Wednesday, November 01, 2006

In Case of Rapture, Can I Have Your Dog?

We know that you, a good-hearted, God-fearing person, have spent an appropriate amount of time preparing yourself and your soul for the upcoming rapture. But how much planning have you done for your earthly household in the time that follows? . . . you will be long gone—but what of your pets? Unfortunately, they will not be going to heaven with you, despite what popular animated films would have us believe. . . .

The task before you, then, is to provide for your dog or cat once you have gone and the earth has descended into a cesspool of sin and chaos. As anyone who has owned a companion animal knows, fresh drinking water is essential to a pet’s survival. This will not change. . . . In time, your pet will learn to distinguish potable rainwater from the unpleasant downpouring of blood. Preparing early by moving your family and home close to a natural upwelling of fresh water will only cause problems later, as it will unduly bring your pet into contact with the damned hordes, who will flock to springs and other “power spots” for their pagan bacchanalia. . . .

Your dog or cat will also need to eat. . . . However, make sure you do not leave any chocolate lying around, as 1) it is poisonous to both dogs and cats, and 2) it tends to attract damned hordes.

. . . once Christ’s followers have left the earth, we can assume that gay marriage will be rampant. This will inevitably lead to human-animal marriage. It would be prudent to keep a hyacinth flower tucked behind the left ear of your dog or cat to tell potential suitors that he or she is “taken.”

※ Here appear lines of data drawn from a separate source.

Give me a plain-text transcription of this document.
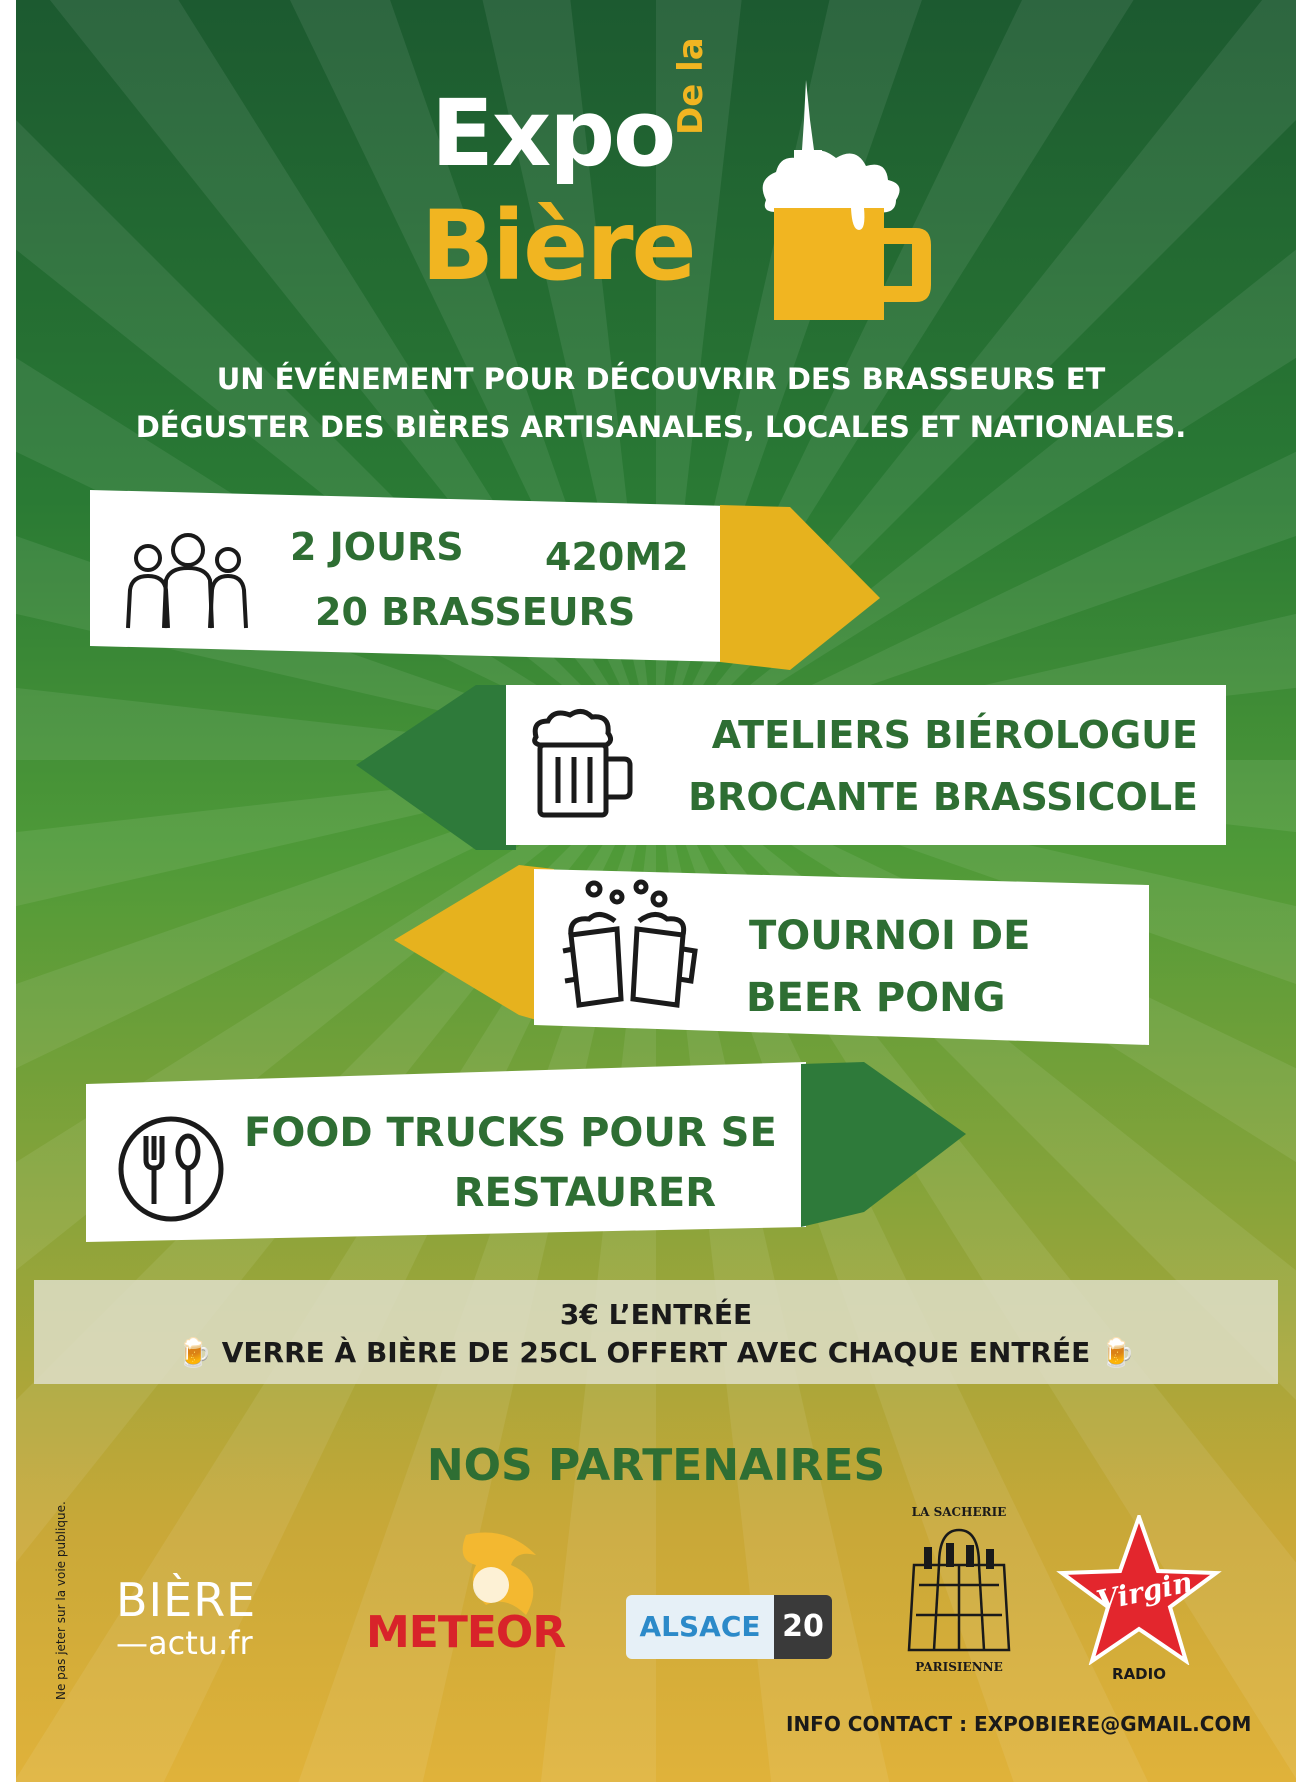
Expo
De la
Bière
UN ÉVÉNEMENT POUR DÉCOUVRIR DES BRASSEURS ET
DÉGUSTER DES BIÈRES ARTISANALES, LOCALES ET NATIONALES.
2 JOURS 420M2
20 BRASSEURS
ATELIERS BIÉROLOGUE
BROCANTE BRASSICOLE
TOURNOI DE
BEER PONG
FOOD TRUCKS POUR SE
RESTAURER
3€ L’ENTRÉE
🍺 VERRE À BIÈRE DE 25CL OFFERT AVEC CHAQUE ENTRÉE 🍺
NOS PARTENAIRES
Ne pas jeter sur la voie publique. BIÈRE
—actu.fr	METEOR	ALSACE 20
LA SACHERIE
PARISIENNE
Virgin
RADIO
INFO CONTACT : EXPOBIERE@GMAIL.COM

Or you can just ask me to look out for them (although I find it hard to believe anyone who would abandon their dog to go to heaven has more than a Loman's chance of ever seeing god). Since I'll be down here driving your car, sleeping in your marital bed, having drunken satyr sex on your church's altar with your un-Raptured daughter (wearing goat-hair chaps, pumping all her un-Christian wet places with my engorged horn, using positions propriety kept out of the Kama Sutra, you know, satyr sex), it's the least I can do.

2 Comments:

Blogger reenee said...

Biff, you're twisted, perverted and sick, and well, I like that in a person.

5:52 PM  
Blogger Biff Loman said...

Just think: I'm the prude in my family.